Nor is this just for his own amusement. Robots, he says, won't become common in hospitals, stores, and museums until, like teenaged drivers, they've learned to maneuver safely and quickly through crowds. But how? By sauntering forth in a straight line? That's dangerous, overaggressive-and frankly obnoxious. Taking wide, evasive detours? Too inefficient. Waiting for gaps in traffic? That risks perpetual immobility: what roboticists call the Frozen Robot Problem (FRP).
Teenagers thronging a mall, rush-hour drivers, skiers on a crowded slope: all exhibit movement in response to the movements of others. It's one thing to observe all this from afar, but the moment a robot sets foot into a crowd, the observer becomes the observed.
Modeling these convoluted feedback loops is mathematically intractable; that's why most roboticists to date have relied on either intuition and psychology (what do humans "expect" of our little mechanical mascots?) or artificial intelligence (letting the robot itself discover by trial and error what works and what doesn't).
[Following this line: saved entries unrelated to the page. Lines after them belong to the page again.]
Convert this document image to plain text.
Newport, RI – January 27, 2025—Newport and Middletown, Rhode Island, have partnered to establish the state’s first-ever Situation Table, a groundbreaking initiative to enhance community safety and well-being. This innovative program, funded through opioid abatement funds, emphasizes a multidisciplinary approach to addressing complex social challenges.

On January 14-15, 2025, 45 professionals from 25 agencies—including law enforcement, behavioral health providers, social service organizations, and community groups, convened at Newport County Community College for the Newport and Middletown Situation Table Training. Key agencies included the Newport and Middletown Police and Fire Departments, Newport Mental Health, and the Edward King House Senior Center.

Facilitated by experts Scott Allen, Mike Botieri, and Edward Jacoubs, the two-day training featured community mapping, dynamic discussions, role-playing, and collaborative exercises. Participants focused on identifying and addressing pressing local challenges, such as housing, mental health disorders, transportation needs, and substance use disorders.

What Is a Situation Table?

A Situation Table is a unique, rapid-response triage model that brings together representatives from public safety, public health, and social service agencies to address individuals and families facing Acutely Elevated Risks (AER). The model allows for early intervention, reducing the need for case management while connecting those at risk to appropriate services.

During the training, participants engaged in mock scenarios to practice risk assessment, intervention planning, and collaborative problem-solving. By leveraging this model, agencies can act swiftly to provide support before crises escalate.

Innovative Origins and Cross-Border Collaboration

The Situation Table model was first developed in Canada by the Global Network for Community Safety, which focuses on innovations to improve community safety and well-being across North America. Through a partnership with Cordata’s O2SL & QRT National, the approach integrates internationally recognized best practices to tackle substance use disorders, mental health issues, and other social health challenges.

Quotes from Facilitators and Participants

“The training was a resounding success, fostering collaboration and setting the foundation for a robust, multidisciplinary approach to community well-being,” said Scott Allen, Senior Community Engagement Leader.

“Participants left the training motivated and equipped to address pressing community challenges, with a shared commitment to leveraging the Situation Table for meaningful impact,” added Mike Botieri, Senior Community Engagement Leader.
Neither of those strategies addresses the Frozen Robot Problem, says Trautman, cheerfully quoting Caltech Nobelist Richard Feynman: "What I cannot create, I do not understand." A human pedestrian constantly makes small speed and direction adjustments, and any automaton hoping to navigate, say, a mall on Thanksgiving weekend cannot emulate this behavior without first comprehending it. This, in fact, was his breakthrough: the realization that solving the FRP would require not merely implementing cooperative collision avoidance, but also forecasting it in others. Fortunately, although the logic of crowds is complex and largely subconscious, he discovered that he only needed to model a few of its characteristics (intentionality, contact avoidance, and some basic dynamics of the human body), all of which could be measured by filming pedestrians. The result: a probabilistic algorithm that produces natural, brisk motion and also chooses shorter, safer trajectories than most humans do.
Along the way, he found some surprises. For instance, it turns out that a robot moving with purpose is generally ignored by passersby. But once it pauses, individuals start harassing it; a crowd may gather; and when the machine tries to move again, it can't. "Sometimes," Trautman marvels, "people will even try to force it into a corner."
In other words, in a schoolyard full of bullies, the robots are having to learn the same lesson we once learned:
"Head down; avoid eye contact; keep walking."